Lucie poured the tea. “In summary, Blackstone flaunted his paramour, and he was bloody to you.”
“He claims she was a friend,” Hattie murmured.
“I still hate him,” Lucie said, and added three lumps of sugar to Hattie’s cup before handing it to her.
“She … she was caressing his cheek,” Hattie said, and the memory of it curled her left hand into a claw.
Lucie’s gaze briefly lingered on that claw. “I see,” she said. “How did you catch them together?”
“They were in plain sight in the drawing room.”
“The drawing room,” Lucie said, baffled. “Why, then he is either evil, or truly innocent.”
“In any case,” Hattie said, “I refused an introduction, as is only proper, but then he was put out that I was snubbing his friend.” And he had called her a brat.
Lucie blew on her tea. “Do you wish to leave him, then?”
“Leave him?”
“Yes.”
“Move to the country, you mean?”
“No. I mean whether you wish to properly leave your husband.”
Her mind blanked. “A divorce.”
Lucie’s eyes were intent. “Assume it would be possible, without consequence to your reputation. Would you leave him?”
“Oh my,” she said, and disturbed, “I don’t know.”
Her answer should have been an unthinking, resounding yes.
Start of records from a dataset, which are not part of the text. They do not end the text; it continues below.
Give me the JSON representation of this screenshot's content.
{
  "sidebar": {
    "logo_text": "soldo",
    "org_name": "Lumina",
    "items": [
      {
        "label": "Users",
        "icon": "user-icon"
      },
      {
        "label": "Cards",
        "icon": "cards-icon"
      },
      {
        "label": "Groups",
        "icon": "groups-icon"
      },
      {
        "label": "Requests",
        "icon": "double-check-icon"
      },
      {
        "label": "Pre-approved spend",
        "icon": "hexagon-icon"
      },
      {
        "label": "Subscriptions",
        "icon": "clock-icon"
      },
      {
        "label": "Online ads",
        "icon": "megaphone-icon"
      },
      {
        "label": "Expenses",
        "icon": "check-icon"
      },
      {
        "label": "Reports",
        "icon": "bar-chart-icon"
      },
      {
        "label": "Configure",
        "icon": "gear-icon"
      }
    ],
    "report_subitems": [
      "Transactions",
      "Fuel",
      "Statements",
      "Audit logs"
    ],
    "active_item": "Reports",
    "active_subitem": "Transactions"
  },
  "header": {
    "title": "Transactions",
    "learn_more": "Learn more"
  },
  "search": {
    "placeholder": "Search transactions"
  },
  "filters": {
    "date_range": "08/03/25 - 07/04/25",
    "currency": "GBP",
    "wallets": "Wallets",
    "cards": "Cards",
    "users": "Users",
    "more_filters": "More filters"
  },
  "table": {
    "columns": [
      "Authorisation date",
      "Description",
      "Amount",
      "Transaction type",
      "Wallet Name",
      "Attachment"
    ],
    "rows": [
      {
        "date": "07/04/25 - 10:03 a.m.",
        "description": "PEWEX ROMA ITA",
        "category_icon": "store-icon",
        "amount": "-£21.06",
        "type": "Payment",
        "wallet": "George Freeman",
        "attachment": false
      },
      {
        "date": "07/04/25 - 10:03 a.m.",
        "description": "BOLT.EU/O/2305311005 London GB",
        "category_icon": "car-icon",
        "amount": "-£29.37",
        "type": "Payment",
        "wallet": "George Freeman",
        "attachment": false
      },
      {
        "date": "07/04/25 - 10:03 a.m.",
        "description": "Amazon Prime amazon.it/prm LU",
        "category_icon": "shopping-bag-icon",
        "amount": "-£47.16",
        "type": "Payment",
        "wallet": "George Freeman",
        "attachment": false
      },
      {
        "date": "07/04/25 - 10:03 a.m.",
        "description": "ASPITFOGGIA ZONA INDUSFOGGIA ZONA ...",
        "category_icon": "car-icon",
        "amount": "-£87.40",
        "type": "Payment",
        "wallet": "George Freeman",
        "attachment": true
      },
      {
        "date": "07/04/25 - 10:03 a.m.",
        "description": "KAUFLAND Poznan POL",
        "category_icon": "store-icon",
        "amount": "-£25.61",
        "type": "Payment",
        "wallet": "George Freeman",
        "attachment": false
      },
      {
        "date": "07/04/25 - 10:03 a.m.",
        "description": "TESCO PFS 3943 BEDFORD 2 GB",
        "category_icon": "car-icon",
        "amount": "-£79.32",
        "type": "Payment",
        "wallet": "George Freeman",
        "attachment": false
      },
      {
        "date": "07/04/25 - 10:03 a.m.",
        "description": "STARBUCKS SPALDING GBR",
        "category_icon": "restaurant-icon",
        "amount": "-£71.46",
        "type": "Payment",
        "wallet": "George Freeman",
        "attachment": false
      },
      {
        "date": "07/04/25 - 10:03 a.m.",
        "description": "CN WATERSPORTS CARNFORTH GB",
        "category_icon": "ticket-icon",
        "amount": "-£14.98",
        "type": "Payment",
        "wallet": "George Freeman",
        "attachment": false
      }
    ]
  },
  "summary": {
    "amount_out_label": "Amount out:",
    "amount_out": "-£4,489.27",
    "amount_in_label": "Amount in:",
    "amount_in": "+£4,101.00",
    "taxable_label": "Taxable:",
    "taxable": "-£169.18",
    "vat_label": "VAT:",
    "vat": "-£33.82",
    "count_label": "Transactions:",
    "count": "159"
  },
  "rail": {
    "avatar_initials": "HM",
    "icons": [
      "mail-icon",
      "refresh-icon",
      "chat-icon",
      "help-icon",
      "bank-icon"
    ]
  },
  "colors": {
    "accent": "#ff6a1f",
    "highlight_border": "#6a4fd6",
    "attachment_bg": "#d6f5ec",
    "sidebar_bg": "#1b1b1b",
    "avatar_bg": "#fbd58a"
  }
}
She sipped her tea until the hot, sugary liquid slowed the merry-go-round in her head. “Does it sound terribly indecisive when I say that until this morning, I didn’t resent him, only the power he has over me?”
Lucie gave her a rueful smile. “No,” she said. “Not to me. I love Ballentine with all my heart—sometimes I look at his beautiful face and can’t breathe from how much I love him. I still shan’t marry him as long as it would make me his property. But now you are married, and if you don’t wish for a divorce or allow me to dispose of Blackstone in cold blood, we must work within those constraints. It is promising that you didn’t resent him at first—you normally have a good intuition about people’s character.”
She stared at the crumpled handkerchief in her lap. “I leaned in for the kiss that caused everything,” she said softly.
“So there is an animal attraction,” Lucie said, nodding, “however, that alone does not a good marriage make.”
“Animal attraction,” Hattie repeated. “Is that what it is?”
Lucie regarded her with some astonishment. “What else would it be, my dear?”
A sense of recognition between them, a forbidden pull … a warm response of her body to his scent and touch … well, yes. Very much an animal attraction. Part of her was intrigued, but her face was red again. Unlike Lucie, she hadn’t spent the past decade rigorously unlearning the deeply injected litany about female virtues and a woman’s natural lack of desire.
Lucie refilled Hattie’s cup, then she proceeded to move around the study, pulling folders from the cabinet and rooting through drawers. “A carnal attraction is a fortunate thing,” she said as she piled documents and writing utensils onto her desk. “That said, your husband sounds very unmanageable, while you—your stubborn and inflammable nature aside—are sweet-natured at your core. So, if you decide to return to Blackstone, please keep in mind that ‘Beauty and the Beast’ is a fairy tale. You do know the tale of the Beauty and the Beast?”
“Of course,” Hattie said. “You are still speaking in riddles.”
“The Beast traps the Beauty,” Lucie said, and sat down behind the desk, a fountain pen in hand. “In the end, Beauty saves the Beast—and herself—thanks to her gentle nature, self-sacrifice, and loving heart—so loving, she becomes smitten with an ugly, probably smelly monster that wanted to murder her father and kept her imprisoned.”
“It sounded more romantic when Fr?ulein Mayer read it to me,” Hattie said.
“Ah well,” Lucie said as her pen was flying across a page, “it is easy to become distracted by the enchanted castle. But the conclusion of the tale remains: no matter how beastly a creature, a woman’s self-sacrificing love shall eventually turn him into a beautiful prince.”
Hattie cut her a sullen look. “Why don’t you speak plainly?”
Lucie rolled an ink blotter over her lines. “Blackstone won’t turn into a prince, no matter how loving and patient you are. Fairy tales express our hopes, not reality. The tale of women being tied to men they don’t want is as old as time, so of course we want hope. However, the reality is, a woman’s martyrdom will not change a man who doesn’t wish to change. Do you remember Patmore’s infernal poem?